Coexisting with Coyotes

Due to the rapid loss of habitat by over-developing, many coyotes have found themselves co-habitating with humans, often to the dismay of the humans. With a little knowledge, we humans can learn to co-exist with this native species. Eradication of the coyote from certain areas disturbs the eco-system of that area and will not solve the problem of dealing with the “urban” coyote. Education and co-existence are the keys.

As with many wild animals, the coyote, when left alone, will regulate their own numbers. If coyotes in a certain area are killed, die or are relocated, the remaining members will fill the vacancies, either with larger litters or by allowing outsiders to move into the area.

Trapping or hunting coyotes is illegal in the state of California. They are protected under the native species act.

Coyotes are a vital part of our eco-system, eating disease carrying rodents and keeping the rodent population to a minimum. They are also are a main buffer from certain diseases carried by vermin to your home, diseases that the coyote cannot catch (ie plague). 

Coyotes and all other predatory mammals are “opportunistic hunters. While the coyotes’ principal diet may be small rodents and fruit, they will not hesitate to prey on small domestic animals if the “opportunity” provides for such. Consequently, if you move to or presently live in an area frequented by coyotes, it is your responsibility to afford protection for all of your domestic and companion animals.

We have included some tips to keeping them out of your yards if you don’t want them there as well as how to live with them peacefully:

*Coyote Rollers  These are easy to install and will make your yard COYOTE PROOF!

*Battery operated flashing lights, tape recorded human noises, scattered moth balls and ammonia-soaked rags strategically placed may deter coyotes from entering your property.

*Coyotes rarely climb anything higher than a six (6) foot fence. Augment your existing fencing with extenders angled outwardly, hot wire, or cement blocks and large rocks buried outside the fence line to prevent animals from digging into your yard.

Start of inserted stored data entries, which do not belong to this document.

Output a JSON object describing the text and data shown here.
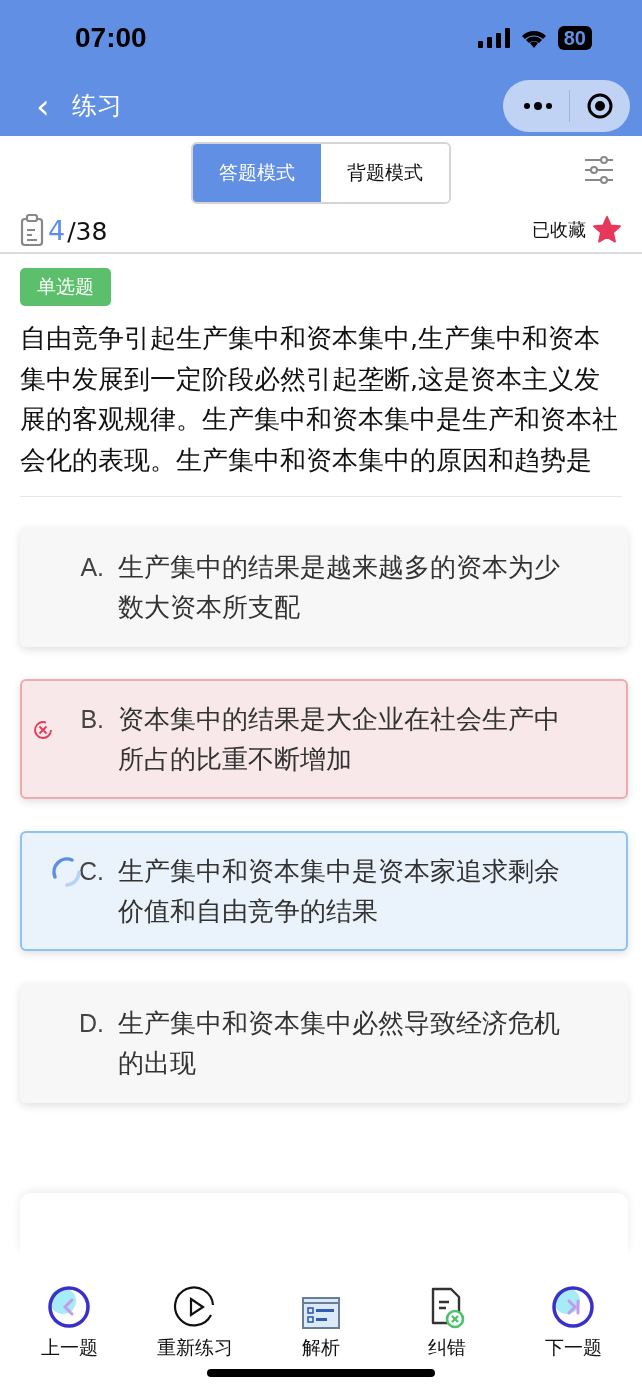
{
  "status_bar": {
    "time": "07:00",
    "battery": "80"
  },
  "nav": {
    "back": "‹",
    "title": "练习"
  },
  "mode_tabs": [
    {
      "label": "答题模式",
      "selected": true
    },
    {
      "label": "背题模式",
      "selected": false
    }
  ],
  "progress": {
    "current": "4",
    "total": "/38"
  },
  "favorite": {
    "label": "已收藏",
    "on": true
  },
  "question": {
    "type": "单选题",
    "text": "自由竞争引起生产集中和资本集中,生产集中和资本集中发展到一定阶段必然引起垄断,这是资本主义发展的客观规律。生产集中和资本集中是生产和资本社会化的表现。生产集中和资本集中的原因和趋势是"
  },
  "options": [
    {
      "letter": "A.",
      "text": "生产集中的结果是越来越多的资本为少数大资本所支配",
      "selected": false,
      "wrong": false
    },
    {
      "letter": "B.",
      "text": "资本集中的结果是大企业在社会生产中所占的比重不断增加",
      "selected": false,
      "wrong": true
    },
    {
      "letter": "C.",
      "text": "生产集中和资本集中是资本家追求剩余价值和自由竞争的结果",
      "selected": true,
      "wrong": false
    },
    {
      "letter": "D.",
      "text": "生产集中和资本集中必然导致经济危机的出现",
      "selected": false,
      "wrong": false
    }
  ],
  "bottom_bar": [
    {
      "kind": "prev",
      "label": "上一题"
    },
    {
      "kind": "restart",
      "label": "重新练习"
    },
    {
      "kind": "analysis",
      "label": "解析"
    },
    {
      "kind": "report",
      "label": "纠错"
    },
    {
      "kind": "next",
      "label": "下一题"
    }
  ]
}
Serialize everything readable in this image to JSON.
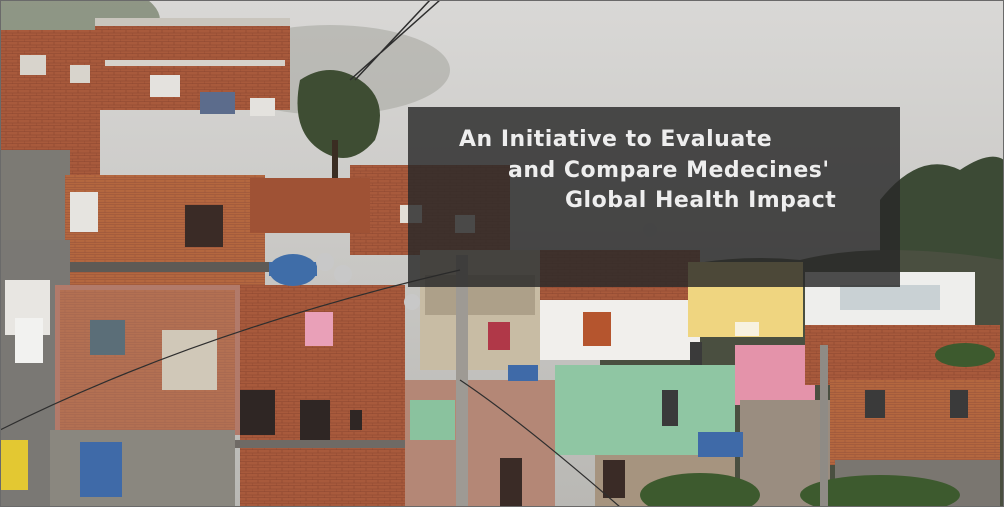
{
  "caption": {
    "line1": "An Initiative to Evaluate",
    "line2": "and Compare Medecines'",
    "line3": "Global Health Impact"
  }
}
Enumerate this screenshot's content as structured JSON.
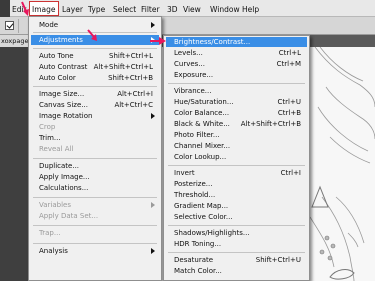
{
  "menubar": {
    "items": [
      "Edit",
      "Image",
      "Layer",
      "Type",
      "Select",
      "Filter",
      "3D",
      "View",
      "Window",
      "Help"
    ]
  },
  "tab": {
    "label": "xoxpage"
  },
  "image_menu": {
    "items": [
      {
        "label": "Mode",
        "shortcut": "",
        "submenu": true,
        "disabled": false
      },
      {
        "label": "Adjustments",
        "shortcut": "",
        "submenu": true,
        "disabled": false,
        "highlight": true
      },
      {
        "label": "Auto Tone",
        "shortcut": "Shift+Ctrl+L",
        "disabled": false
      },
      {
        "label": "Auto Contrast",
        "shortcut": "Alt+Shift+Ctrl+L",
        "disabled": false
      },
      {
        "label": "Auto Color",
        "shortcut": "Shift+Ctrl+B",
        "disabled": false
      },
      {
        "label": "Image Size...",
        "shortcut": "Alt+Ctrl+I",
        "disabled": false
      },
      {
        "label": "Canvas Size...",
        "shortcut": "Alt+Ctrl+C",
        "disabled": false
      },
      {
        "label": "Image Rotation",
        "shortcut": "",
        "submenu": true,
        "disabled": false
      },
      {
        "label": "Crop",
        "shortcut": "",
        "disabled": true
      },
      {
        "label": "Trim...",
        "shortcut": "",
        "disabled": false
      },
      {
        "label": "Reveal All",
        "shortcut": "",
        "disabled": true
      },
      {
        "label": "Duplicate...",
        "shortcut": "",
        "disabled": false
      },
      {
        "label": "Apply Image...",
        "shortcut": "",
        "disabled": false
      },
      {
        "label": "Calculations...",
        "shortcut": "",
        "disabled": false
      },
      {
        "label": "Variables",
        "shortcut": "",
        "submenu": true,
        "disabled": true
      },
      {
        "label": "Apply Data Set...",
        "shortcut": "",
        "disabled": true
      },
      {
        "label": "Trap...",
        "shortcut": "",
        "disabled": true
      },
      {
        "label": "Analysis",
        "shortcut": "",
        "submenu": true,
        "disabled": false
      }
    ]
  },
  "adjustments_menu": {
    "items": [
      {
        "label": "Brightness/Contrast...",
        "shortcut": "",
        "highlight": true
      },
      {
        "label": "Levels...",
        "shortcut": "Ctrl+L"
      },
      {
        "label": "Curves...",
        "shortcut": "Ctrl+M"
      },
      {
        "label": "Exposure...",
        "shortcut": ""
      },
      {
        "label": "Vibrance...",
        "shortcut": ""
      },
      {
        "label": "Hue/Saturation...",
        "shortcut": "Ctrl+U"
      },
      {
        "label": "Color Balance...",
        "shortcut": "Ctrl+B"
      },
      {
        "label": "Black & White...",
        "shortcut": "Alt+Shift+Ctrl+B"
      },
      {
        "label": "Photo Filter...",
        "shortcut": ""
      },
      {
        "label": "Channel Mixer...",
        "shortcut": ""
      },
      {
        "label": "Color Lookup...",
        "shortcut": ""
      },
      {
        "label": "Invert",
        "shortcut": "Ctrl+I"
      },
      {
        "label": "Posterize...",
        "shortcut": ""
      },
      {
        "label": "Threshold...",
        "shortcut": ""
      },
      {
        "label": "Gradient Map...",
        "shortcut": ""
      },
      {
        "label": "Selective Color...",
        "shortcut": ""
      },
      {
        "label": "Shadows/Highlights...",
        "shortcut": ""
      },
      {
        "label": "HDR Toning...",
        "shortcut": ""
      },
      {
        "label": "Desaturate",
        "shortcut": "Shift+Ctrl+U"
      },
      {
        "label": "Match Color...",
        "shortcut": ""
      }
    ]
  },
  "colors": {
    "highlight": "#3a8ee6",
    "annotation_arrow": "#e8175d",
    "active_menu_border": "#cc3333"
  },
  "icons": [
    "checkbox-icon",
    "submenu-arrow-icon",
    "annotation-arrow"
  ]
}
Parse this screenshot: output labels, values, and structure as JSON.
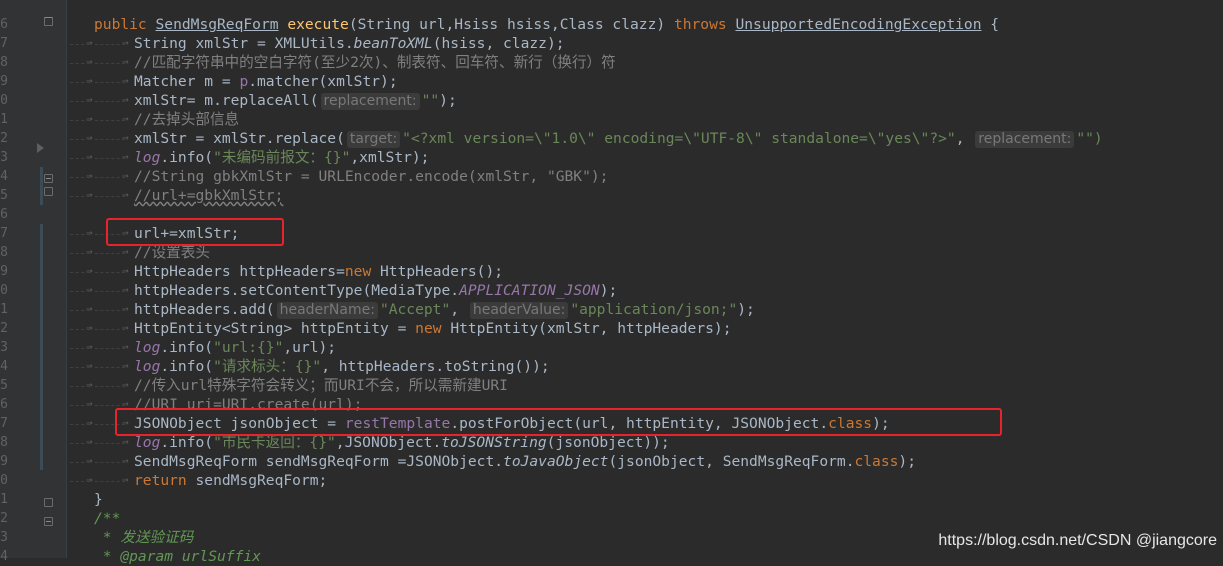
{
  "editor": {
    "line_numbers": [
      "6",
      "7",
      "8",
      "9",
      "0",
      "1",
      "2",
      "3",
      "4",
      "5",
      "6",
      "7",
      "8",
      "9",
      "0",
      "1",
      "2",
      "3",
      "4",
      "5",
      "6",
      "7",
      "8",
      "9",
      "0",
      "1",
      "2",
      "3",
      "4"
    ],
    "code": {
      "l1_kw": "public",
      "l1_name": "SendMsgReqForm",
      "l1_method": "execute",
      "l1_params": "(String url,Hsiss hsiss,Class clazz)",
      "l1_throws": "throws",
      "l1_exc": "UnsupportedEncodingException",
      "l1_brace": "{",
      "l2_a": "String xmlStr = XMLUtils.",
      "l2_m": "beanToXML",
      "l2_b": "(hsiss, clazz);",
      "l3": "//匹配字符串中的空白字符(至少2次)、制表符、回车符、新行（换行）符",
      "l4_a": "Matcher m = ",
      "l4_f": "p",
      "l4_b": ".matcher(xmlStr);",
      "l5_a": "xmlStr= m.replaceAll(",
      "l5_hint": "replacement:",
      "l5_s": "\"\"",
      "l5_b": ");",
      "l6": "//去掉头部信息",
      "l7_a": "xmlStr = xmlStr.replace(",
      "l7_hint1": "target:",
      "l7_s1": "\"<?xml version=\\\"1.0\\\" encoding=\\\"UTF-8\\\" standalone=\\\"yes\\\"?>\"",
      "l7_c": ",",
      "l7_hint2": "replacement:",
      "l7_s2": "\"\")",
      "l8_log": "log",
      "l8_a": ".info(",
      "l8_s": "\"未编码前报文：{}\"",
      "l8_b": ",xmlStr);",
      "l9": "//String gbkXmlStr = URLEncoder.encode(xmlStr, \"GBK\");",
      "l10": "//url+=gbkXmlStr;",
      "l12": "url+=xmlStr;",
      "l13": "//设置表头",
      "l14_a": "HttpHeaders httpHeaders=",
      "l14_kw": "new",
      "l14_b": " HttpHeaders();",
      "l15_a": "httpHeaders.setContentType(MediaType.",
      "l15_f": "APPLICATION_JSON",
      "l15_b": ");",
      "l16_a": "httpHeaders.add(",
      "l16_h1": "headerName:",
      "l16_s1": "\"Accept\"",
      "l16_c": ",",
      "l16_h2": "headerValue:",
      "l16_s2": "\"application/json;\"",
      "l16_b": ");",
      "l17_a": "HttpEntity<String> httpEntity = ",
      "l17_kw": "new",
      "l17_b": " HttpEntity(xmlStr, httpHeaders);",
      "l18_log": "log",
      "l18_a": ".info(",
      "l18_s": "\"url:{}\"",
      "l18_b": ",url);",
      "l19_log": "log",
      "l19_a": ".info(",
      "l19_s": "\"请求标头：{}\"",
      "l19_b": ", httpHeaders.toString());",
      "l20": "//传入url特殊字符会转义；而URI不会，所以需新建URI",
      "l21": "//URI uri=URI.create(url);",
      "l22_a": "JSONObject jsonObject = ",
      "l22_f": "restTemplate",
      "l22_b": ".postForObject(url, httpEntity, JSONObject.",
      "l22_kw": "class",
      "l22_c": ");",
      "l23_log": "log",
      "l23_a": ".info(",
      "l23_s": "\"市民卡返回：{}\"",
      "l23_b": ",JSONObject.",
      "l23_m": "toJSONString",
      "l23_c": "(jsonObject));",
      "l24_a": "SendMsgReqForm sendMsgReqForm =JSONObject.",
      "l24_m": "toJavaObject",
      "l24_b": "(jsonObject, SendMsgReqForm.",
      "l24_kw": "class",
      "l24_c": ");",
      "l25_kw": "return",
      "l25_b": " sendMsgReqForm;",
      "l26": "}",
      "l27": "/**",
      "l28": " * 发送验证码",
      "l29": " * @param urlSuffix"
    },
    "indent_arrow": "→",
    "colors": {
      "background": "#2b2b2b",
      "keyword": "#cc7832",
      "string": "#6a8759",
      "comment": "#808080",
      "field": "#9876aa",
      "method_decl": "#ffc66d",
      "highlight_box": "#e8232b"
    }
  },
  "watermark": "https://blog.csdn.net/CSDN @jiangcore"
}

*Keep cats and small dogs indoors, allowing them outside only under strict supervision. In addition to coyotes, small pets often fall prey to free-roaming and feral dogs and great-horned owls.

*Do not feed the coyotes. Coyotes have a job to do, let them do it! By feeding them you create a dependency on humans. This is not healthy for the coyotes.  Feeding wild animals is also illegal.

*Make your trash cans inaccessible. Keep trash can lids securely fastened or keep trash cans in your garage until trash day. Ammonia or pepper in the trash can may also discourage the scavenging coyote,

Coyotes help keep the balance of nature in order, and are great at rodent control. An area with coyotes will not be overrun with mice, gophers, squirrels or rabbits.  Natural rodent control is certainly preferable to our man-made poisons and inhumane traps. Most of the intelligent cattle ranchers in the West welcome coyotes on their lands as a way of controlling the burrowing rodents whose holes have injured many cows and horses during round-up time. Coyotes love insects and many a farm has been saved from massive large insect invasions (i.e. grasshoppers) by allowing the coyotes to roam the fields.

Lastly, contrary to belief coyotes do not howl when they make a kill, they howl when they communicate to other coyotes.